Natale 2025: mons. Brugnotto (Vicenza), “il compito che ci è affidato ogni giorno è quello di “nascere”: alla fiducia, alla responsabilità, alla mitezza, alla pace”

“Che la vostra casa sia un luogo in cui la speranza abbia un volto, che le nostre comunità siano un grembo accogliente, e che il sorriso dei bambini — segno di un domani possibile — non manchi nelle nostre strade”. Questo l’augurio espresso dal vescovo di Vicenza, mons. Giuliano Brugnotto, nel messaggio natalizio alla comunità diocesana.
“Desidero raggiungervi da un luogo speciale: il reparto di Terapia intensiva neonatale dell’Ospedale San Bortolo”, spiega il presule, rilevando che “qui, più che altrove, si tocca con mano il mistero della vita che viene alla luce: attese trepidanti, lacrime che diventano sorriso, silenzi che si fanno preghiera, mani che tengono strette altre mani. È una casa di speranza. È una soglia dove il futuro bussa”. “Siamo ormai al termine dell’Anno giubilare, tempo di grazia e di ritorno all’essenziale. In questa luce, il Natale – osserva il vescovo – ci consegna un messaggio decisivo: la speranza non è un’idea ottimistica, ma una presenza che entra nella storia”. “Come comunità cristiana, non possiamo limitarci a parole di circostanza – ammonisce mons. Brugnotto –: siamo chiamati a un’alleanza concreta per la speranza, inclusiva e non ideologica, capace di sostenere chi desidera generare e accogliere figli, e di accompagnare chi vive la fatica, la fragilità, la solitudine, la ferita”.
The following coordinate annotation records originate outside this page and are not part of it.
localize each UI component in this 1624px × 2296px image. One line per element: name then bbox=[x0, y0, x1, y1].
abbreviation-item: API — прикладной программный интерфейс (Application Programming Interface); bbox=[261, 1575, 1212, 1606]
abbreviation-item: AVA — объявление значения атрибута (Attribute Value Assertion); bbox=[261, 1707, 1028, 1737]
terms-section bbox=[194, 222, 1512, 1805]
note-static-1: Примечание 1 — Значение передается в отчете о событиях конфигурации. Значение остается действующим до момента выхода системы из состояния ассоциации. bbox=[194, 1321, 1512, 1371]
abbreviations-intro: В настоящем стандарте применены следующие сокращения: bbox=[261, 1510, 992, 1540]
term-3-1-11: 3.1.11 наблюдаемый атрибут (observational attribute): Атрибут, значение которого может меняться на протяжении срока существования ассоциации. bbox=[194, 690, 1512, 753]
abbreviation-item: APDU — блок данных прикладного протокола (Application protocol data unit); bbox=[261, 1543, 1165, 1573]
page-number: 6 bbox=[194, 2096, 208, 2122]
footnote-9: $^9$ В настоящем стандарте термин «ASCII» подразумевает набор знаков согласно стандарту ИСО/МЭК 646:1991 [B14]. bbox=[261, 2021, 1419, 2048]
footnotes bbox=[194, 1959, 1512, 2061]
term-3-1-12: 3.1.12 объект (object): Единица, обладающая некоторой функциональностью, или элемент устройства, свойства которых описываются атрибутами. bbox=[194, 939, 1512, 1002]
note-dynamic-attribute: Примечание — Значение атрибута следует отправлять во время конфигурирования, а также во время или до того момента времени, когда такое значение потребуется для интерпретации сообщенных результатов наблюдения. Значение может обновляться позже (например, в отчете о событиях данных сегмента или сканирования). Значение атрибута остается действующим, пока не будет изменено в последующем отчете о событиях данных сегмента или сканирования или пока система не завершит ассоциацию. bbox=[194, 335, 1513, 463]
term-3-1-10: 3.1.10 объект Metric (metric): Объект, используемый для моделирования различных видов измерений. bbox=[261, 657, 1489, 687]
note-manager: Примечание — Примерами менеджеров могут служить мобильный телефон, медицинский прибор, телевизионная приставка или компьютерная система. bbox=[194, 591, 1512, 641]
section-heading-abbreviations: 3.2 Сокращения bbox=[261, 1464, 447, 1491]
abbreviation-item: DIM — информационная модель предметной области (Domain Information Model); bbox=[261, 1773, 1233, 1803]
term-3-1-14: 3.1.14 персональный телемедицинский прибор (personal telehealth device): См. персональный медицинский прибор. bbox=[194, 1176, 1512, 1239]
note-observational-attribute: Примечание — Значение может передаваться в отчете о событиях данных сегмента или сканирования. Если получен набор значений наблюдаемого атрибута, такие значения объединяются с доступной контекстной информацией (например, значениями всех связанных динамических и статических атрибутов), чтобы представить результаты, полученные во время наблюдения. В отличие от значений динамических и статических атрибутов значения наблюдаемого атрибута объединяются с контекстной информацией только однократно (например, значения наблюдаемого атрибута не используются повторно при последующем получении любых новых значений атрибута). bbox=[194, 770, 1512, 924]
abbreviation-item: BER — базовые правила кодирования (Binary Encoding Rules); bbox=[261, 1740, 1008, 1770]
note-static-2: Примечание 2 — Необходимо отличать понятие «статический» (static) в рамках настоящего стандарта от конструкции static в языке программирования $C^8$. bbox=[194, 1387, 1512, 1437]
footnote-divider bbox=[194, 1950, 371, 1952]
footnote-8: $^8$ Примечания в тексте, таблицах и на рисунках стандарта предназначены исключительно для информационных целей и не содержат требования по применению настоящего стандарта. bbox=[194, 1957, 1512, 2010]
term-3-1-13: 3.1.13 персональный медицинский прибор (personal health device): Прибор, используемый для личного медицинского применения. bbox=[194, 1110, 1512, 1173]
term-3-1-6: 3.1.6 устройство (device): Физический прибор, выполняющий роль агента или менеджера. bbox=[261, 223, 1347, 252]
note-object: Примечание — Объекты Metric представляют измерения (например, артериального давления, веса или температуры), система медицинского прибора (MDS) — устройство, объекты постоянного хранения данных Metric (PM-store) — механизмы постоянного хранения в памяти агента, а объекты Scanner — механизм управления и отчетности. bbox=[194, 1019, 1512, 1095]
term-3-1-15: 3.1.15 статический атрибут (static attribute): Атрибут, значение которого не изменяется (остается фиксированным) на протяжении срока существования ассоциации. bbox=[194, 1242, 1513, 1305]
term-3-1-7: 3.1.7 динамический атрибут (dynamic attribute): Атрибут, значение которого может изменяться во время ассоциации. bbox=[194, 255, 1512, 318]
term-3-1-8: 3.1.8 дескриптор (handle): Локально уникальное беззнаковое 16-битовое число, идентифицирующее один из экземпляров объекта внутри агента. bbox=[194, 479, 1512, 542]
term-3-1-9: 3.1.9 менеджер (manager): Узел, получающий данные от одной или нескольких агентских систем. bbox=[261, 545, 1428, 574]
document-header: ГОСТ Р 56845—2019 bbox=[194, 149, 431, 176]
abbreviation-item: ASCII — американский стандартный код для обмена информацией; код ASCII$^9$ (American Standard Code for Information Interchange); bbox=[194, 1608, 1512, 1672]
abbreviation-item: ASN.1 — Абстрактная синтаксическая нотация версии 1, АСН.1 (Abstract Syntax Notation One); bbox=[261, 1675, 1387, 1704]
“Da questo luogo desidero dire tre cose, con semplicità e con fermezza”, continua il vescovo. “Anzitutto: grazie. Grazie alle mamme e ai papà che qui attraversano la gioia e la paura, l’attesa e la responsabilità. Grazie a chi porta in grembo una vita e, insieme, porta domande, preoccupazioni, talvolta ferite. Grazie al personale sanitario, alle ostetriche, ai medici, agli infermieri e a tutti gli operatori: in voi si vede una forma preziosa di cura che diventa, spesso, consolazione e speranza”. “Poi: coraggio”, continua mons. Brugnotto, perché “ogni nascita ricorda che il futuro non è soltanto una minaccia: può essere una strada. E una comunità che sostiene le famiglie — con prossimità, ascolto, servizi, accoglienza, solidarietà — diventa davvero casa di speranza”. “Infine: una chiamata per tutti”, rileva il vescovo: “Il compito che ci è affidato ogni giorno è, in certo modo, proprio quello di ‘nascere’: nascere alla fiducia, alla responsabilità, alla mitezza, alla pace”. “Il Natale – spiega – non ci chiede di essere perfetti, ma di lasciare spazio a Dio che viene. Il Figlio ‘ci è stato dato’ perché nessuno pensi più di essere solo, perché ogni storia possa ricominciare”. “Da questa maternità — luogo di attesa gioiosa, luogo di speranza per tanti genitori e famiglie — affido al Bambino di Betlemme la nostra città e la nostra provincia, le parrocchie, le case, i luoghi del lavoro e della sofferenza. Affido chi desidera un figlio e non riesce, chi ha paura di non farcela, chi piange una perdita, chi porta nel cuore una ferita nascosta. Affido i bambini che stanno per nascere e quelli che cercano futuro; gli anziani, custodi della memoria; i giovani, che hanno diritto a sperare; le famiglie, chiamate a essere culla di amore”, conclude il vescovo.